Is Iran About to Blow It?

Tehran has won the PR battle in the nuclear talks, argues a new report, but that won't lead to negotiating-table victories.

Iran’s negotiators have successfully framed these final days of the nuclear talks on their terms—and that might lull them into making big mistakes. That’s Brookings Iran watcher Suzanne Maloney’s argument in a deep analysis of Iranian tactics ahead of the November 24 expiration of the interim agreement. Tehran, she says, is taking four steps to strengthen its hand.

First, it’s using “the divisions within its ruling system” to play “an elaborate game of good-cop-bad-cop.” Supreme Leader Ali Khamenei’s regular pronouncements about what the final deal must allow foster a perception that he is reining in his negotiators and insisting on a tougher position, particularly on Iran’s enrichment capacity; the negotiators can then go to their counterparts and claim their hands are tied. However, Maloney writes, “there is no hard evidence that absent the Supreme Leader's public rhetoric, Iran's position on enrichment was particularly flexible.” Rouhani and Zarif, she says, have both made statements of their own about preserving enrichment capacity and mitigating international worries with measures in other areas.

Second, Iran is promoting itself as a bulwark against the marauding Islamic State, one whose “assistance...can be bought” at the nuclear negotiating table. This, Maloney suggests, may explain the increased visibility of powerful IRGC Qods Force commander Ghassem Soleimani on the frontlines in Iraq—appearing in “battlefield selfies,” to use her term. Is Iran showing off its wares?

Third, Iran has sought to “depict [its] rehabilitation as a fait accompli,” with the nuclear deal a minor obstacle standing in the way of an Islamic Republican triumph. “Rouhani and company have sought to persuade the world that the era of Iranian isolation has now passed,” writes Maloney, “...and that business as usual can resume immediately.” In this vein, there have been waves of exploratory talks between Iranian and European commercial interests.

Finally, Iran has intensified efforts to cast the United States as the main obstacle to the talks. And if the talks fail, a perception that Washington is at fault will, Maloney says, “facilitate Iran’s acknowledged Plan B—an end-run around sanctions and an attempted breakout of the economic pressure and international isolation that helped generate the conditions for constructive negotiations in the first place.”

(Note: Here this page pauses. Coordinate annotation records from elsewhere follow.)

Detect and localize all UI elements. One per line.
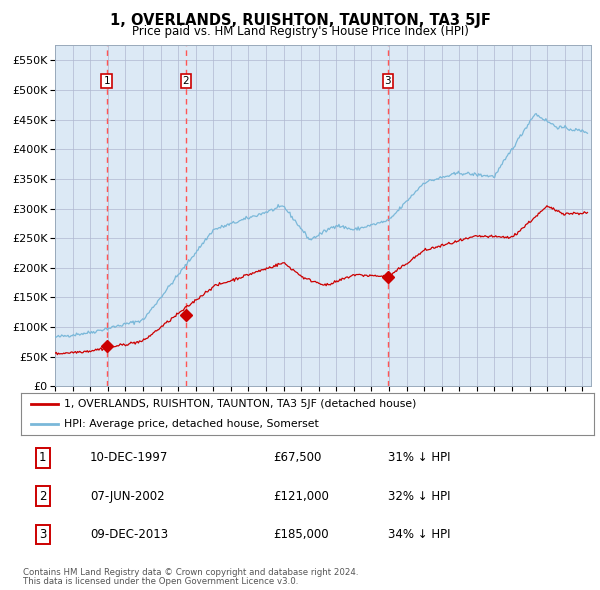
- Text: 1, OVERLANDS, RUISHTON, TAUNTON, TA3 5JF (detached house): 1, OVERLANDS, RUISHTON, TAUNTON, TA3 5JF…: [64, 399, 416, 409]
- Text: £185,000: £185,000: [273, 528, 329, 541]
- Text: 34% ↓ HPI: 34% ↓ HPI: [388, 528, 450, 541]
- Text: 32% ↓ HPI: 32% ↓ HPI: [388, 490, 450, 503]
- Text: 09-DEC-2013: 09-DEC-2013: [90, 528, 168, 541]
- Text: Price paid vs. HM Land Registry's House Price Index (HPI): Price paid vs. HM Land Registry's House …: [131, 25, 469, 38]
- Text: 1: 1: [104, 76, 110, 86]
- Text: 3: 3: [385, 76, 391, 86]
- Text: 31% ↓ HPI: 31% ↓ HPI: [388, 451, 450, 464]
- Text: Contains HM Land Registry data © Crown copyright and database right 2024.: Contains HM Land Registry data © Crown c…: [23, 568, 358, 576]
- Text: £121,000: £121,000: [273, 490, 329, 503]
- Text: 2: 2: [182, 76, 189, 86]
- Text: 1: 1: [39, 451, 47, 464]
- Text: 07-JUN-2002: 07-JUN-2002: [90, 490, 164, 503]
- Text: HPI: Average price, detached house, Somerset: HPI: Average price, detached house, Some…: [64, 419, 319, 429]
- Text: 2: 2: [39, 490, 47, 503]
- Text: This data is licensed under the Open Government Licence v3.0.: This data is licensed under the Open Gov…: [23, 577, 298, 586]
- Text: £67,500: £67,500: [273, 451, 322, 464]
- Text: 3: 3: [39, 528, 46, 541]
- Text: 10-DEC-1997: 10-DEC-1997: [90, 451, 168, 464]
- Text: 1, OVERLANDS, RUISHTON, TAUNTON, TA3 5JF: 1, OVERLANDS, RUISHTON, TAUNTON, TA3 5JF: [110, 13, 490, 28]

Maloney suggests the Iranians have been successful in spreading these narratives, and this had benefited them: “By sticking to its guns, Tehran has gone from supplicant to sought-after in the talks, with Washington and its allies scrambling to devise formulas that might meet the supreme leader’s imperious mandates.” However, she warns, on closer examination it becomes clear that Iran’s approach is “a dangerous bluff, and one that will ultimately fail.” The Iranians are wrong, Maloney says, to think that America will back down on enrichment—Washington “has already extended major concessions,” and a “deal that fails to redress the [nuclear weapons] breakout timeline would gainsay a decade of efforts to deter Iran from nuclear weapons capability.” They’re also wrong to think that the Obama administration is “desperate for a foreign policy victory,” “feeble” or otherwise willing to cave in at the last minute. This mistake might lead the Iranians to err dangerously, warns Maloney: “The cost of another failure is high, and the durability of the multilateral sanctions regime and the long reach of U.S. unilateral measures means that it will be paid entirely by the Iranian people.”

Maloney’s quite right. To go further, Rouhani and Zarif are very heavily invested in the outcome of the talks, and would likely pay a serious political price if they fail—indeed, they’ll come under attack at home even if they successfully create the perception that the failure is the West’s fault, as hardline figures and the Supreme Leader himself have been warning that the United States cannot be trusted and will be able argue that the Rouhani team impetuously ignored their counsel. With the economic benefits of a deal no longer forthcoming, the Iranian public might also begin to question the administration’s mixed economic record.